An IterableDataset implementation for chunked data

majid · June 18, 2021, 11:49am

Hi everyone,
I have data with size N that is separated into M chunks (N >> M). The data is too big to fit into RAM entirely. As we don’t have random access to data, I was looking for an implementation of a chunk Dataset that inherits IterableDataset which supports multiple workers. I didn’t find anything so I tried to implement it myself:

class ChunkDatasetIterator:
    def __init__(self, file_paths):
        self.path_permutation = np.random.permutation(file_paths)
        self.current_df_index = -1

    def __iter__(self):
        return self

    def __next__(self):
        if self.current_df_index == -1:
            if self.current_df_index == len(self.path_permutation) - 1:
                raise StopIteration
            self.current_df_index += 1
            self.current_iterator = pd.read_parquet(self.path_permutation[self.current_df_index]).sample(frac=1).iterrows()
            
        try:
            result = next(self.current_iterator)[1]
        except StopIteration:
            if self.current_df_index == len(self.path_permutation) - 1:
                raise StopIteration
            else:
                self.current_df_index += 1
                self.current_iterator = pd.read_parquet(self.path_permutation[self.current_df_index]).sample(frac=1).iterrows()
                result = next(self.current_iterator)[1]
        
        return result

class ChunkDataset(torch.utils.data.IterableDataset):
    def __init__(self, file_paths):
        super(ChunkDataset).__init__()
        self.file_paths = file_paths
        self.dataset_size = 0
        for file_path in file_paths:
            self.dataset_size += len(pd.read_parquet(file_path))

    def __len__(self):
        return self.dataset_size

    def __iter__(self):
        worker_info = torch.utils.data.get_worker_info()
        if worker_info is None:
            return ChunkDatasetIterator(self.file_paths)
        else:
            return ChunkDatasetIterator(
                [elem for ind, elem in enumerate(self.file_paths) if (ind % worker_info.num_workers) == worker_info.id])

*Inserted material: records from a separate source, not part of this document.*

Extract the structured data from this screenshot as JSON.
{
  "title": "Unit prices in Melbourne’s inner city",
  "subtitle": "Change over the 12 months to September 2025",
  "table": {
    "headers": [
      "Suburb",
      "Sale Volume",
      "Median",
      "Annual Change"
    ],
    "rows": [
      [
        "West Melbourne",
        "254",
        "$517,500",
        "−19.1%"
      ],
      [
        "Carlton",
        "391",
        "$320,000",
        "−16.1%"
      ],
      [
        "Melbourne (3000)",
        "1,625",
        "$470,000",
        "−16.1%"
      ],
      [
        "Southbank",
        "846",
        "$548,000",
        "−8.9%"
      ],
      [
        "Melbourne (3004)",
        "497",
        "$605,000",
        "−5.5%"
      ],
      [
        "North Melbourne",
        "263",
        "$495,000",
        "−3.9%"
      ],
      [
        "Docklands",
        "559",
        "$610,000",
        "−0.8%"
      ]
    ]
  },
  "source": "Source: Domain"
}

This ChunkDataset creates a ChunkDatasetIterator for each worker and splits chunks of data across workers. Then each worker tries to shuffle the order of chunks and shuffle each chunk (two levels of shuffling, the best shuffling I came up with when I don’t have random access to whole data).

This code works very well for my use case. Is this a general good way of handling chunk data for multiple workers? Is there a better way? If this ChunkDataset is a good idea, should I try to make a pull request to the PyTorch project for it?

ptrblck · June 19, 2021, 1:56am

Thanks for sharing this implementation!
I think you could start with a feature request on GitHub and explain your use case as well as your implementation. Currently you are using 3rd party modules such as pandas, which I assume could be removed to allow for a more general use case.
Once the feature request is done the code owners will take a look at it

majid · June 19, 2021, 9:00pm

Thank you so much @ptrblck ! I’ll soon submit an feature request on this.

enterthevoidf22 · July 27, 2023, 3:06pm

hey, any news on this effort?
i have a similar requirement and i wasn’t sure if it is already an official implementation.

i have a very large dataset and i want to load chunks, but i also want to shuffle the order of chunk loading and the order of samples within chunk that are loaded.